The Dow Jones Industrial Average fell 630.15 points, or 2.1%, to 29,296.79. The S&P 500 lost 2.8% to three,639.66. The Nasdaq Composite slid 3.8% to 10,652.41, which is lower than 1% above its low of the 12 months.
Friday’s losses trimmed the gains for what started off as a giant comeback week for stocks. The foremost averages still ended the week higher but gave back a lot of the gains from the rally that kicked it off. The Dow rose 2% for the week, while the S&P added 1.5%. The Nasdaq eked out a 0.7% gain.
The U.S. economy added 263,000 jobs in September, barely below a Dow Jones estimate of 275,000, the federal government said Friday.
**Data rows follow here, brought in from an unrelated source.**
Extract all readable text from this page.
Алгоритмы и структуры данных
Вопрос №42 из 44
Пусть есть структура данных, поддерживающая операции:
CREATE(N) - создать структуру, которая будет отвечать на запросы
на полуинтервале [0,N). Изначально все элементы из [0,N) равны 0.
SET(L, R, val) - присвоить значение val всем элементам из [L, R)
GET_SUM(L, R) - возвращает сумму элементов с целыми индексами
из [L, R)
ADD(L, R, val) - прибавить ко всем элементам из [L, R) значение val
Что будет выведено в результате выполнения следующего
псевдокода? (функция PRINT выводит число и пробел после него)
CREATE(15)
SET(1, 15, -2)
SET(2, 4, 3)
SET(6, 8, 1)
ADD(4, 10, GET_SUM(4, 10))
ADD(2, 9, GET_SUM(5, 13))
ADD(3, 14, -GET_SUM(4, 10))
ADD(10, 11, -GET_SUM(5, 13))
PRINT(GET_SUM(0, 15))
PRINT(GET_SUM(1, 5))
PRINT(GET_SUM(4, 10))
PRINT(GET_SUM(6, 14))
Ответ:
Nonetheless, the unemployment rate got here in at 3.5%, down from the three.7% within the previous month in an indication that the roles picture continues to strengthen at the same time as the Federal Reserve tries to slow the economy with rate hikes to stem inflation.
“While the info was about as expected, the drop within the unemployment rate is seemingly what the markets are obsessive about due to what it means for the Fed,” said Bleakley Financial chief investment officer Peter Boockvar. “When combined with the low level of initial jobless claims, the pace of firing’s stays muted and this after all gets the Fed all fired up about continuing with its aggressive rate hikes.”
The falling unemployment rate sparked a jump in rates, in turn weighing on stocks. The two-year 12 months Treasury yield rose 6 basis points to 4.316%. (1 basis point equals 0.01%.)
Advanced Micro Devices’ stock tumbled after the chipmaker warned its third-quarter revenue could be lower than anticipated. Levi Strauss shares slipped following a cut to the corporate’s guidance.
“The conclusion many we’ve spoken with have reached is that not only will the Fed not help markets, but of their dogged pursuit of price stability keep going until something breaks within the capital markets,” said Christopher Harvey, an equity analyst at Wells Fargo Securities. “What appears to be their increasingly singular focus — price stability — will likely help catalyze the dislocation.”